Chinese Gold Demand Appears to Be Picking Up Again
Gold demand in China showed renewed strength over the last two months despite scattered COVID-19 lockdowns. Both gold withdrawals from the Shanghai Gold Exchange (SGE) in August and gold imports in July were up.
China ranks as the world’s number one gold consumer.
Gold withdrawals from the SGE totaled 166 tons in August. That represents a 3% month-on-month rise and an 11% annual increase. According to the World Gold Council, “This was impressive given COVID-19 resurgences and subsequent restrictions imposed on mobility in cities such as Sanya.”
Analysts say manufacturers are stocking up on gold ahead of the peak gold consumption season. This is a good sign that manufacturers expect healthy demand in the coming months. October is traditionally a big month for gold jewelry sales during the seven-day National Day Holiday early in the month.

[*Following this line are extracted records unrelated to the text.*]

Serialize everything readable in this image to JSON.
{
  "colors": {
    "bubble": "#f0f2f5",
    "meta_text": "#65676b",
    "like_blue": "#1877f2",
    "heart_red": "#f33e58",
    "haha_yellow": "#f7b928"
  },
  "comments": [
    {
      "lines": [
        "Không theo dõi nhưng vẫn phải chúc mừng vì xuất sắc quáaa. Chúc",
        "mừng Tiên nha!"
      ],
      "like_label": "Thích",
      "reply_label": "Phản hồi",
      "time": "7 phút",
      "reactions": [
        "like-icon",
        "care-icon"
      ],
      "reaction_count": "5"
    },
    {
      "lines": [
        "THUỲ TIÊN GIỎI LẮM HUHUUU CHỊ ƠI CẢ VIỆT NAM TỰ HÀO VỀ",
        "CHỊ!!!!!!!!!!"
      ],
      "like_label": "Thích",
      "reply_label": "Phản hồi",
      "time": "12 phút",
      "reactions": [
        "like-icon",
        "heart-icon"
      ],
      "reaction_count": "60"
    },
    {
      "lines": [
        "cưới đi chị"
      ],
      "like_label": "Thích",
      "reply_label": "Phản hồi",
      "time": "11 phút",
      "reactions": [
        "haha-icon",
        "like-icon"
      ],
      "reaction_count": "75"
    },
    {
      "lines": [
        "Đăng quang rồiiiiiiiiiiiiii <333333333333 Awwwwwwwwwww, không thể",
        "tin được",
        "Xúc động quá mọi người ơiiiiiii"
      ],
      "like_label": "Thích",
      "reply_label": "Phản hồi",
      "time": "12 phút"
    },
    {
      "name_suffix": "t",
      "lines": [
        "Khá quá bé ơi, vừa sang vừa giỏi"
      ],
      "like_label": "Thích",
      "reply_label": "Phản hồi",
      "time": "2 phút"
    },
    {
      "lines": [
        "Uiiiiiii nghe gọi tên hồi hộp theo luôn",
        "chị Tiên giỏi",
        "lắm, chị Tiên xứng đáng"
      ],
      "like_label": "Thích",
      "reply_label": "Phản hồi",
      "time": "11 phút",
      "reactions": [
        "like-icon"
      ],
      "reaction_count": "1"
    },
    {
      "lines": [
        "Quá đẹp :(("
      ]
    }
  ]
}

The most recent gold import numbers also offer a reason for optimism. Imports rocketed upward, increasing by 71 tons in July. Year on year, imports were up by 111 tons. Total gold imports came in at 178 tons on the month. That was the highest July total since 2017.

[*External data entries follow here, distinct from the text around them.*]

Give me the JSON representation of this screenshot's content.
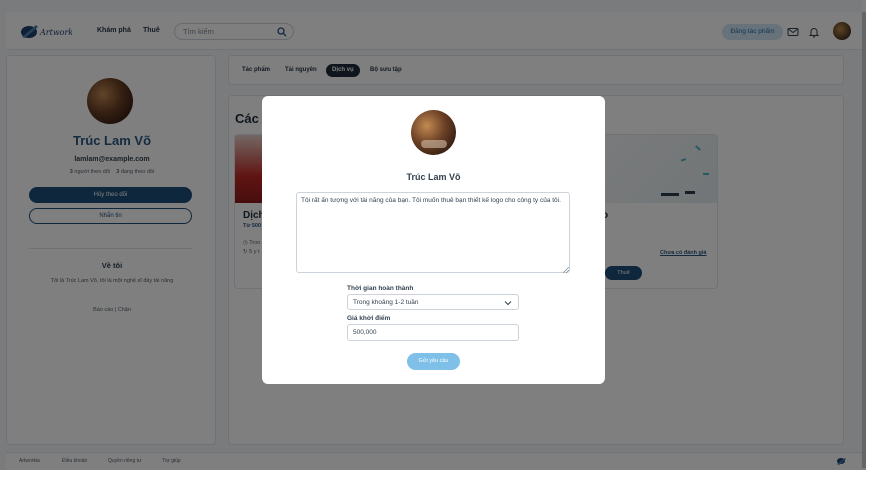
{
  "topbar": {
    "nav": [
      "Khám phá",
      "Thuê"
    ],
    "search_placeholder": "Tìm kiếm",
    "post_button": "Đăng tác phẩm"
  },
  "profile": {
    "name": "Trúc Lam Võ",
    "email": "lamlam@example.com",
    "followers_count": "3",
    "followers_label": "người theo dõi",
    "following_count": "3",
    "following_label": "đang theo dõi",
    "unfollow_button": "Hủy theo dõi",
    "message_button": "Nhắn tin",
    "about_title": "Về tôi",
    "about_text": "Tôi là Trúc Lam Võ, tôi là một nghệ sĩ đầy tài năng",
    "report_link": "Báo cáo",
    "block_link": "Chặn"
  },
  "tabs": [
    "Tác phẩm",
    "Tài nguyên",
    "Dịch vụ",
    "Bộ sưu tập"
  ],
  "active_tab": "Dịch vụ",
  "services": {
    "title_partial": "Các d",
    "card_left_title": "Dịch",
    "card_left_price": "Từ 500",
    "card_left_meta1": "Tron",
    "card_left_meta2": "5 y t",
    "card_right_title": "o",
    "review_link": "Chưa có đánh giá",
    "hire_button": "Thuê"
  },
  "footer": {
    "links": [
      "Artworkia",
      "Điều khoản",
      "Quyền riêng tư",
      "Trợ giúp"
    ]
  },
  "modal": {
    "name": "Trúc Lam Võ",
    "message": "Tôi rất ấn tượng với tài năng của bạn. Tôi muốn thuê bạn thiết kế logo cho công ty của tôi.",
    "deadline_label": "Thời gian hoàn thành",
    "deadline_value": "Trong khoảng 1-2 tuần",
    "price_label": "Giá khởi điểm",
    "price_value": "500,000",
    "submit_button": "Gửi yêu cầu"
  },
  "colors": {
    "primary": "#1f4f7a",
    "accent_light": "#7ec0e8",
    "name_color": "#2a5680"
  }
}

China shipped in more than 80 tons of Gold from Switzerland alone in July, according to the Swiss Federal Customs Administration. Imports from the major refining hub more than doubled the June total and were eight times higher than in May.
The WGC said, “This reflects the combination of recent strong gold demand and a rising local gold price premium, which often incentivizes importers.”

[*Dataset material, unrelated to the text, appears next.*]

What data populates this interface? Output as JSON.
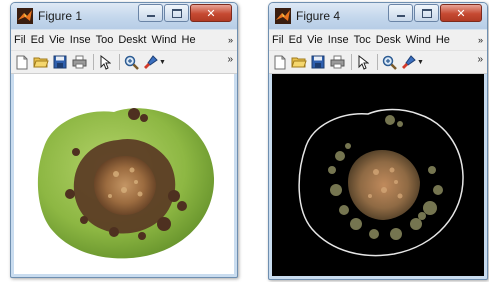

The recent increase in gold import activity reverses the decline we saw in the spring. Import numbers dropped significantly in April and May, but rebounded to over 100 tons in June before the big surge in July.
According to Bloomberg, “The data indicates that Chinese gold demand is picking up, after being hurt by lockdowns to control Covid outbreaks in several major cities. While the country’s purchases rarely have the power to drive prices higher, they can provide a floor when Western investors sell.”
Last year, China gave the green light to up gold imports. The report notes that China’s returning appetite for gold could potentially “support global prices.” Reuters called the size of the expected Chinese gold imports a “dramatic return to the global bullion market.”
Earlier this year, gold demand seemed to be maintaining the strength we saw in the market late last year, but it fell off dramatically in the spring with rising COVID cases and the government’s response. The big rebound in July indicates the Chinese gold market might be back on track.